Like Lucho says, you need to drink a liter of water before you run. I don't do it enought either but I need to.

Lucho said...

Jonathon- Hydration has a profound effect on how you feel. Performance and the numbers aside. Hydrating well ups your energy and lowers your HR and BP. I have found with most of my athletes that they drink roughly 1/3 what they should be when they're training hard in the summer. The 1 liter before every run still probably isn't enough! It can take days to rehydrate after becoming dehydrated.
Have you considered having blood testing done to find your AeT? AeT is your physiological marathon limit and is the point that your blood lactate levels are at 2.0mmol.. Training at this intensity produces great results.
Keep up the good fight!

Jonathan said...

thanks for the feedback gentlemen. Lucho--Hydration is a battle for me because I actively dislike drinking water. But I'm going to take it more seriously going forward because I can feel the difference.
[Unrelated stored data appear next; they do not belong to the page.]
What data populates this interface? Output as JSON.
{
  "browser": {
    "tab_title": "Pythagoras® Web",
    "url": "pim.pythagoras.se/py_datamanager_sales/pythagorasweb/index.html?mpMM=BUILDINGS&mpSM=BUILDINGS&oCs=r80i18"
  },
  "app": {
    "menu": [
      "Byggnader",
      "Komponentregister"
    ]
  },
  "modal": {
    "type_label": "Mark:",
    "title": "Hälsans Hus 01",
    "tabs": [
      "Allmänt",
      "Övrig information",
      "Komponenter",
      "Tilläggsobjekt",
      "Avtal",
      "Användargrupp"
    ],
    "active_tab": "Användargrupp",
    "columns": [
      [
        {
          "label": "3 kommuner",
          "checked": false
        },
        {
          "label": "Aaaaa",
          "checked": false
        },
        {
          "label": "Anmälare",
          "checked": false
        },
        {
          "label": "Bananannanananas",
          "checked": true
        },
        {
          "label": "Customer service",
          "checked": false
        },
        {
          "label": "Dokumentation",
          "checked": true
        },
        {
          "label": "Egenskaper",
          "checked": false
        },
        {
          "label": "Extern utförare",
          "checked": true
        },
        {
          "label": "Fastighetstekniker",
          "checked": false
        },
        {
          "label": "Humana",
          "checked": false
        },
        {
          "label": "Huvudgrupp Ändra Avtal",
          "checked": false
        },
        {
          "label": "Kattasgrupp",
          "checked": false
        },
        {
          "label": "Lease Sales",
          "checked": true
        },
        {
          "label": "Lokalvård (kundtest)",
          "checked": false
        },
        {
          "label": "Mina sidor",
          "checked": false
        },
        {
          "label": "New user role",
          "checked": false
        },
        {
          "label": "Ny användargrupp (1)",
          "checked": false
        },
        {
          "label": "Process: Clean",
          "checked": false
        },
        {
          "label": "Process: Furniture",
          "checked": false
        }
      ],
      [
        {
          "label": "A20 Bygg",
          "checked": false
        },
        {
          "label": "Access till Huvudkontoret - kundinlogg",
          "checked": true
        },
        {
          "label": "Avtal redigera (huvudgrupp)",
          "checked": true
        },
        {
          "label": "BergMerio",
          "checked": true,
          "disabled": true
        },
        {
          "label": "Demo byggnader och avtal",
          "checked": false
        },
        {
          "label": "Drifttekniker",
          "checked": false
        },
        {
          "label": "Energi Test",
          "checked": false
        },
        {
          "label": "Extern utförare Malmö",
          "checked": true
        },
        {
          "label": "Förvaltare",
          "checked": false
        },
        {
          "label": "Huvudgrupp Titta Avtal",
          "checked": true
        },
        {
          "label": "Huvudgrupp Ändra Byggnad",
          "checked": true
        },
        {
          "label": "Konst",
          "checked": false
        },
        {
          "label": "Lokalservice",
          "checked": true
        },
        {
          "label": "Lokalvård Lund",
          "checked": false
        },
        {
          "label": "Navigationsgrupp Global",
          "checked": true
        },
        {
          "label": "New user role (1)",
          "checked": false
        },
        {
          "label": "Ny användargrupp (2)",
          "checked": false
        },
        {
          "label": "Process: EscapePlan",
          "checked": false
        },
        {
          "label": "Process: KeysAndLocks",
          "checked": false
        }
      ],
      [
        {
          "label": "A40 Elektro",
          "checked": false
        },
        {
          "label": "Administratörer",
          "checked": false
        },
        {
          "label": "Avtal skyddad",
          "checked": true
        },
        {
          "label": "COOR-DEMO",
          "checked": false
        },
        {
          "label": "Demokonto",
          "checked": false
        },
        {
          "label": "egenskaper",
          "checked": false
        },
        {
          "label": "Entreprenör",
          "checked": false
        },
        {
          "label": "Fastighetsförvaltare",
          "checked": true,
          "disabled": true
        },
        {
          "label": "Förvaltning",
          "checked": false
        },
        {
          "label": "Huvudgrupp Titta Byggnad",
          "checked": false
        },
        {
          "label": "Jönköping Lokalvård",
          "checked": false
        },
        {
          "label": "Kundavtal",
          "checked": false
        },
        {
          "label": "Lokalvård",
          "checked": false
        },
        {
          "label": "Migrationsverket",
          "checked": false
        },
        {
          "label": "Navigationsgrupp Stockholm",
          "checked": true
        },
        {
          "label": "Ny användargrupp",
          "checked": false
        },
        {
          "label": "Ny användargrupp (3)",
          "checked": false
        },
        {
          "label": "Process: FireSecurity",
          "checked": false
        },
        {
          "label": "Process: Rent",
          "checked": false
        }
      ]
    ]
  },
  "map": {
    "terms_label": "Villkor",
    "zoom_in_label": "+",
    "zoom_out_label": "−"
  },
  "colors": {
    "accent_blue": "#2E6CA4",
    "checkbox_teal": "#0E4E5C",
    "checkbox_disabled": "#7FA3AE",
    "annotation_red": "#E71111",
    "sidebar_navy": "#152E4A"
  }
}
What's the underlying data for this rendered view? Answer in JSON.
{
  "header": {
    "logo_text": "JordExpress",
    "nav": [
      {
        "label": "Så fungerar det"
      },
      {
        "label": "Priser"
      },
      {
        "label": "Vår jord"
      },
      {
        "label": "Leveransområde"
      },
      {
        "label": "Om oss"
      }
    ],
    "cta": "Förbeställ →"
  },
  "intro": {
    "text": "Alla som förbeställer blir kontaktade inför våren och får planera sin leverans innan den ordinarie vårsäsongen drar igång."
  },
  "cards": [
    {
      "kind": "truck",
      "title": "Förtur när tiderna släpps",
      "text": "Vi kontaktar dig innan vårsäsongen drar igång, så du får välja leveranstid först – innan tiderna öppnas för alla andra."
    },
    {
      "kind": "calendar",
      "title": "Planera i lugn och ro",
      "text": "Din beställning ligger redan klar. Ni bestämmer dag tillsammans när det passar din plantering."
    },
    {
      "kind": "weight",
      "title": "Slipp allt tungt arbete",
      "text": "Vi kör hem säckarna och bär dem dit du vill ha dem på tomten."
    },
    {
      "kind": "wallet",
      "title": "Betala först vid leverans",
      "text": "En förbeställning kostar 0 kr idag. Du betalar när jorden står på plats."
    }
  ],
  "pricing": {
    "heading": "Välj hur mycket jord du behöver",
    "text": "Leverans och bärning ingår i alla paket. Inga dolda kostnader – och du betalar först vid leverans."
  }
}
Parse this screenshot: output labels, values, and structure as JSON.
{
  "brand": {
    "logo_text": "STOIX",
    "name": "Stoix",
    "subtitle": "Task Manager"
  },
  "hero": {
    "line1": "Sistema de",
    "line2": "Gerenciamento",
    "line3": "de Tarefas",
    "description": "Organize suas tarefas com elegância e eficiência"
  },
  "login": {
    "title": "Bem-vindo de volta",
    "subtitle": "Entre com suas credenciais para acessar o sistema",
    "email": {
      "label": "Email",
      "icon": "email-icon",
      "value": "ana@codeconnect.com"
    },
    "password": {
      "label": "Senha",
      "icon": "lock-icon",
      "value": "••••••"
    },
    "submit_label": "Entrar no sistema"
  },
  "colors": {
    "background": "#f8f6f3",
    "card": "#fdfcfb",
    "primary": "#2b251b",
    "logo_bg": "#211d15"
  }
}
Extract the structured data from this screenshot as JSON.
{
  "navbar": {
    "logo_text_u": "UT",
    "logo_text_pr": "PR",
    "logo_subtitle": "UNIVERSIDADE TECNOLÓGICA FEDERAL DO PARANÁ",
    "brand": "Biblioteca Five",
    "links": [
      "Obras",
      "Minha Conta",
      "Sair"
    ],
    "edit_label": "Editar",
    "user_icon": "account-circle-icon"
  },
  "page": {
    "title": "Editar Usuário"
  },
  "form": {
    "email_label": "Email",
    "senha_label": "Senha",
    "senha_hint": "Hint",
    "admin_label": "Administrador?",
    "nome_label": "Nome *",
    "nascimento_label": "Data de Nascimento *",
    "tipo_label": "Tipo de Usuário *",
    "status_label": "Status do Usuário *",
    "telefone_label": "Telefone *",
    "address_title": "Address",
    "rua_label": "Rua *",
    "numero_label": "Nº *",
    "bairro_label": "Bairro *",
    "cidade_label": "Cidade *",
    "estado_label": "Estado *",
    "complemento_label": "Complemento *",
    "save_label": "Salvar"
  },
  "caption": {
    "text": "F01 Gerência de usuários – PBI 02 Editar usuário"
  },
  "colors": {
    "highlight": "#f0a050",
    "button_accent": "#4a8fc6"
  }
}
Regarding the AeT test, the first time I read your email I incorrectly assumed it was a static measurement of my marathon potnetial. I didn't wan't to know that, becuse it would be akin to knowing when you're going to die. Who wants to know their wall, because the incentive to push past that goes away? But of course the measurement isn't static and you talk about how to train in the right zone to increase your AeT.

My problem is that I'm cheap, and I don't want to pay for the blood tests. I've read of ways to plot heart rate against pace and determine when the relationship ceases to be linear. That inflection point tells you something, but I can't remember what it is and I can't find that online anywhere.

Any ideas for a cheap guy like me who wants to find his AeT?